The World Car Awards jurors observed that, "The Leaf is the gateway to a brave new electric world from Nissan. This 5-seater, 5-door hatchback is the world’s first, purpose-built, mass-produced electric car. It has a range of over 100 miles on a full charge claims Nissan, takes around 8 hours to recharge using 220-240V power supply and produces zero tailpipe emissions. Its low center of gravity produced sharp turn-in with almost no body roll and no understeer. The good news? It feels just like a normal car, only quieter."
The World Car of the Year competition was launched in 2004, with winners chosen by a panel of automotive journalists from Asia, Europe and North America.
Nissan LEAF is available in Japan, the United States and select European markets and will be released in other global markets in 2012. The vehicle is currently built at Nissan’s Oppama, Japan plant.
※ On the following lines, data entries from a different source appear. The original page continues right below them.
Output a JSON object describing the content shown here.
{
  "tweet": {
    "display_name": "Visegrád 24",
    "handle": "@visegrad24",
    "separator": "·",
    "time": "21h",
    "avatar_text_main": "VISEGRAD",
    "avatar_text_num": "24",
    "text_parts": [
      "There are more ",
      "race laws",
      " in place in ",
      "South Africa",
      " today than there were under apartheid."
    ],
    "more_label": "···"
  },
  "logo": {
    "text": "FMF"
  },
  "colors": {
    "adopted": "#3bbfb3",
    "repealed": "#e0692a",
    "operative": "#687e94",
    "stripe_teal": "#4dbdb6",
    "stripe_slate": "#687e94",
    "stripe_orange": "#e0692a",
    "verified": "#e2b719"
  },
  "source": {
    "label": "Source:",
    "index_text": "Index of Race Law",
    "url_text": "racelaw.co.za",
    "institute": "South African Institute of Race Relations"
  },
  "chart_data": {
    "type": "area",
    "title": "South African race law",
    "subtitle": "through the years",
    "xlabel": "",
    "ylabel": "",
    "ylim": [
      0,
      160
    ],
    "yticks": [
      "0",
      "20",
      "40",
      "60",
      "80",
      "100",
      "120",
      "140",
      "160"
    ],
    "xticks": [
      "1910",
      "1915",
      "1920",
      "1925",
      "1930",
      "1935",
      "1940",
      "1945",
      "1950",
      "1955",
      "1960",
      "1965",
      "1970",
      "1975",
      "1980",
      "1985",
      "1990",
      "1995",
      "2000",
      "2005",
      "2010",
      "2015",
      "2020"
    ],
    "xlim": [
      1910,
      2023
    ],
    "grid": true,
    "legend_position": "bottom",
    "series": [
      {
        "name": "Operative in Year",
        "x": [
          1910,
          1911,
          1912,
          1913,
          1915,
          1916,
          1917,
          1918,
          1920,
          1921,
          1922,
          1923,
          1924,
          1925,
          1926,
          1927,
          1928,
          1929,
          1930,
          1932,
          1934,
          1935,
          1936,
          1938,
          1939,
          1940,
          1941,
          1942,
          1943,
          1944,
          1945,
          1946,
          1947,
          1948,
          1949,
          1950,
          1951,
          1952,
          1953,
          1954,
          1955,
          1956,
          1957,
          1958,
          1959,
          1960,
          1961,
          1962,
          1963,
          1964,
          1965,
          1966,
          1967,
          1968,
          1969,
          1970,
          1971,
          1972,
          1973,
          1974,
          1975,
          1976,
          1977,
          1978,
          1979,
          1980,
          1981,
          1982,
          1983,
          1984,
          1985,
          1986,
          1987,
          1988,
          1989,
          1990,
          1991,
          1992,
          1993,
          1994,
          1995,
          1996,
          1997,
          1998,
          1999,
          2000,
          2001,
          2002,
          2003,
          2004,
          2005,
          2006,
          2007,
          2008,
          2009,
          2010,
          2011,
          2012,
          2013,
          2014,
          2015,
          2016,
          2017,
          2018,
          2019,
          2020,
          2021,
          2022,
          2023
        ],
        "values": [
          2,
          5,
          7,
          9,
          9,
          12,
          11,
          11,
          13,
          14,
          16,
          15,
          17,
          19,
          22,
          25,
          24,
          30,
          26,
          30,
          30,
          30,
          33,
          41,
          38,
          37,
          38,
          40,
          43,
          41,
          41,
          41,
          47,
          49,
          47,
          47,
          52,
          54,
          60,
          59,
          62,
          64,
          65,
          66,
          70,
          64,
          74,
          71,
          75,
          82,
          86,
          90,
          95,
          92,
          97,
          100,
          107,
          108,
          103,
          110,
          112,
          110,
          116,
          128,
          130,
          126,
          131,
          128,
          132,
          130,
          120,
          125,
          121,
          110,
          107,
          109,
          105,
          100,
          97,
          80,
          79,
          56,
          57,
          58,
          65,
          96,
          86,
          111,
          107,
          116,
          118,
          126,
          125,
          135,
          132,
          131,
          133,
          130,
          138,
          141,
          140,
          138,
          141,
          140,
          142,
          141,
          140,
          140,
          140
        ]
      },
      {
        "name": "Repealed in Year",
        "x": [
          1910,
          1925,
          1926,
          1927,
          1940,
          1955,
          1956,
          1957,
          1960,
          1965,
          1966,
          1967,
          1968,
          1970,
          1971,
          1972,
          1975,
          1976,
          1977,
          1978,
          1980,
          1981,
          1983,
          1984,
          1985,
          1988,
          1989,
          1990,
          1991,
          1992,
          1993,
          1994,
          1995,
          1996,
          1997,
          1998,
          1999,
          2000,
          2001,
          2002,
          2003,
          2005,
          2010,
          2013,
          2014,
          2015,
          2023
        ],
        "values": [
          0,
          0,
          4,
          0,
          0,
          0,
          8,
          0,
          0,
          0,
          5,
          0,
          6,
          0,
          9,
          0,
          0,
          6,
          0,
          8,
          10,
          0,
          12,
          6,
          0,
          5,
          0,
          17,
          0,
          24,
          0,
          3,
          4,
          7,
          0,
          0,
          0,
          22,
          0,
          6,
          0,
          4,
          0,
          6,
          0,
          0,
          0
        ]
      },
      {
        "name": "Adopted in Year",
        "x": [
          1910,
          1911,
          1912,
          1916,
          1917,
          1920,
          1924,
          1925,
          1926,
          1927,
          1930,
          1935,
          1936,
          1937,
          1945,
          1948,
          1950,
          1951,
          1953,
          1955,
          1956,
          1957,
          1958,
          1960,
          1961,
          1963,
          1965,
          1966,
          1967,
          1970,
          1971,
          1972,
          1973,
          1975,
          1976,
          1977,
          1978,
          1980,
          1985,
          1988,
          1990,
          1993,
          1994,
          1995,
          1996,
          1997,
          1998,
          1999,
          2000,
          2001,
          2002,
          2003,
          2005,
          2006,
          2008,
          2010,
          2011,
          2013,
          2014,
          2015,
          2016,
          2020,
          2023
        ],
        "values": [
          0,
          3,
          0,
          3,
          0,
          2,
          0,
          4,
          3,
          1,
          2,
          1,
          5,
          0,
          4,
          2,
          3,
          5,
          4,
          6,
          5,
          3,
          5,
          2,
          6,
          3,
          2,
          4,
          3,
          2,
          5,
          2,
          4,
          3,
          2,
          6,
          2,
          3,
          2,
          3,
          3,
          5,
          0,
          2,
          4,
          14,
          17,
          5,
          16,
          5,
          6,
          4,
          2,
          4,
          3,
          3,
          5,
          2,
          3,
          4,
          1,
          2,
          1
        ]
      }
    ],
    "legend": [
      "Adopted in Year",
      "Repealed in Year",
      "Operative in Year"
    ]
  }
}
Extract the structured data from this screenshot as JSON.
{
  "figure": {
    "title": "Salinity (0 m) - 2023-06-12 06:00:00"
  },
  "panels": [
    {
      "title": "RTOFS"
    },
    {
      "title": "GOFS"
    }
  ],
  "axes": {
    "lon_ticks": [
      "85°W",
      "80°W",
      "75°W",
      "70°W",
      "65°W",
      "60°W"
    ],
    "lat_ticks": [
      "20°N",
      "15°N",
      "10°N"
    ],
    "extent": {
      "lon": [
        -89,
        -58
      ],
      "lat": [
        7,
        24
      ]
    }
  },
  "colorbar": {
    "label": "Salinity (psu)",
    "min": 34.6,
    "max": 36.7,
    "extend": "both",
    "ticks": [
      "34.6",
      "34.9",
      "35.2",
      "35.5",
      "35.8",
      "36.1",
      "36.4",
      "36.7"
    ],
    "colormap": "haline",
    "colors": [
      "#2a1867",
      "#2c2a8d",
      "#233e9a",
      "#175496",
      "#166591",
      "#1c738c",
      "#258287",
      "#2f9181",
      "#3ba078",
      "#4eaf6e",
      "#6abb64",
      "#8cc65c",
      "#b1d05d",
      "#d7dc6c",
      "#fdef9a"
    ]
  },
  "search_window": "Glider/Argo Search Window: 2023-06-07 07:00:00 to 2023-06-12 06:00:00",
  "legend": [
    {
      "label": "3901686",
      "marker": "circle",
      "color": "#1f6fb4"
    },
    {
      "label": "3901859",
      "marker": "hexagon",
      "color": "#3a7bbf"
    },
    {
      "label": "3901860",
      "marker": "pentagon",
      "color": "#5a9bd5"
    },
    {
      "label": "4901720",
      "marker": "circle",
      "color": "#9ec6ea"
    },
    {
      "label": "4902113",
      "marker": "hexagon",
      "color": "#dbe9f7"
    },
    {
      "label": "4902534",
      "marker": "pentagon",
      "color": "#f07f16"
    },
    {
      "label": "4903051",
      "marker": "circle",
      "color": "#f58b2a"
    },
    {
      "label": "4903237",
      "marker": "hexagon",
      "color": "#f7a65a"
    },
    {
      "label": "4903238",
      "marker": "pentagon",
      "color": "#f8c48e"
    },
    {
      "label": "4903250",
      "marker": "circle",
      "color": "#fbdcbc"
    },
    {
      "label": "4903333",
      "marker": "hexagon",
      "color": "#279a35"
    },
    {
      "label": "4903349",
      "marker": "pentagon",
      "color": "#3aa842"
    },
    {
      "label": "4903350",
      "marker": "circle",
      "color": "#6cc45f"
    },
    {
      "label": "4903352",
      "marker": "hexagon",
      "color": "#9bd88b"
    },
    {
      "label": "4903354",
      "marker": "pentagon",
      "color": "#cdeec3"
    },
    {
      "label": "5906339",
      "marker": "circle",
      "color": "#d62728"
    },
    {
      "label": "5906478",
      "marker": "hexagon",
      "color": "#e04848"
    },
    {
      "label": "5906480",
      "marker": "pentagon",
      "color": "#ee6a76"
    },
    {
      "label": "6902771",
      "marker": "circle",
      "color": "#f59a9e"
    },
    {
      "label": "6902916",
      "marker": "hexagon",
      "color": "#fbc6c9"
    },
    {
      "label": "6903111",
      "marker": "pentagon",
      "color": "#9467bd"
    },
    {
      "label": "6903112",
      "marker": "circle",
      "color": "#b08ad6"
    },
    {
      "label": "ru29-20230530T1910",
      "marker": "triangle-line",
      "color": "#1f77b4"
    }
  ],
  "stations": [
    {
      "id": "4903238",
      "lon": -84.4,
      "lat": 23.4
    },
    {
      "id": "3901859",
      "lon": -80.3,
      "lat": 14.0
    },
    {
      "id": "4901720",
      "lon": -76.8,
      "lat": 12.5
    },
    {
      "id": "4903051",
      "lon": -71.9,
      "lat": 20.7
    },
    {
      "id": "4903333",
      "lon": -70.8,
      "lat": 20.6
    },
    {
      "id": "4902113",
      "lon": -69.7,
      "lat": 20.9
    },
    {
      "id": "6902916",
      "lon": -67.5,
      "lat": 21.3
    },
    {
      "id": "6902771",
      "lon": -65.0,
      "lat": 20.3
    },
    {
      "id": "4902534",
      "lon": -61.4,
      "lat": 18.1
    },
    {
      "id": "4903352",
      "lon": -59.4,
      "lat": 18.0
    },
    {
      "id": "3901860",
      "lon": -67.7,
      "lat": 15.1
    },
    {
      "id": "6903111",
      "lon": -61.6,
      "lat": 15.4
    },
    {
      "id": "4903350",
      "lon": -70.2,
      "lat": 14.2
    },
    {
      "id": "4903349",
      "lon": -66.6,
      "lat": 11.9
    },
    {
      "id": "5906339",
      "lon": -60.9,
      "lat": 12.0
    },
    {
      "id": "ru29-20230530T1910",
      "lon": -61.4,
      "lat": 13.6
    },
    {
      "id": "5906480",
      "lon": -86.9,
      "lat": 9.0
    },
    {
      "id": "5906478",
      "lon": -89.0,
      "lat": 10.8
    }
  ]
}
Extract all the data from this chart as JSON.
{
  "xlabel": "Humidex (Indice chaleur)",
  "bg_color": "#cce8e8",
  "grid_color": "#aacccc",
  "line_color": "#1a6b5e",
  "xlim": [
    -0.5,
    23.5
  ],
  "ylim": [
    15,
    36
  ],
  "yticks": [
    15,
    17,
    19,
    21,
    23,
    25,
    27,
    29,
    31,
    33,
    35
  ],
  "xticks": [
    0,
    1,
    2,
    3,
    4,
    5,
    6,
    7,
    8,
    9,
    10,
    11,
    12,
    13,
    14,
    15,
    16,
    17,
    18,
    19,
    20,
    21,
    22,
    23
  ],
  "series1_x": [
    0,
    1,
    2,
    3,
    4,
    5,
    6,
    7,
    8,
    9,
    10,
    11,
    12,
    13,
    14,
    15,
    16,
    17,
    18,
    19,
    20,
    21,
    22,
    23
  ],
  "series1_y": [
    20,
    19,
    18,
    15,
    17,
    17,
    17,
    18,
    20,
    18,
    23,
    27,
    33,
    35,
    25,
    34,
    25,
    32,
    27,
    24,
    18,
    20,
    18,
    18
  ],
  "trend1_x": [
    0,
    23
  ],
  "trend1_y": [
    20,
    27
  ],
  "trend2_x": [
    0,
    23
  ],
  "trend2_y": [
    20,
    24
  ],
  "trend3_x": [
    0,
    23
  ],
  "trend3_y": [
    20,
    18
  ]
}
It also will be manufactured at the company’s Smyrna, Tenn., plant in the United States in late 2012 and at Nissan’s Sunderland plant in the United Kingdom by early 2013.
Aiming to be the world leader in electric vehicles, Nissan, with its Alliance partner, Renault, has formed partnerships with more than 90 governments, cities and other organizations around the world not only to develop and produce electric cars and lithium-ion batteries but also to promote sustainable mobility.
Nissan is also taking a comprehensive approach to encourage to the world to more sustainable mobility such as improvement of charging service, infrastructure deployment, the promotion of the use of recycled materials and overall energy management system including second-life use of lithium-ion batteries.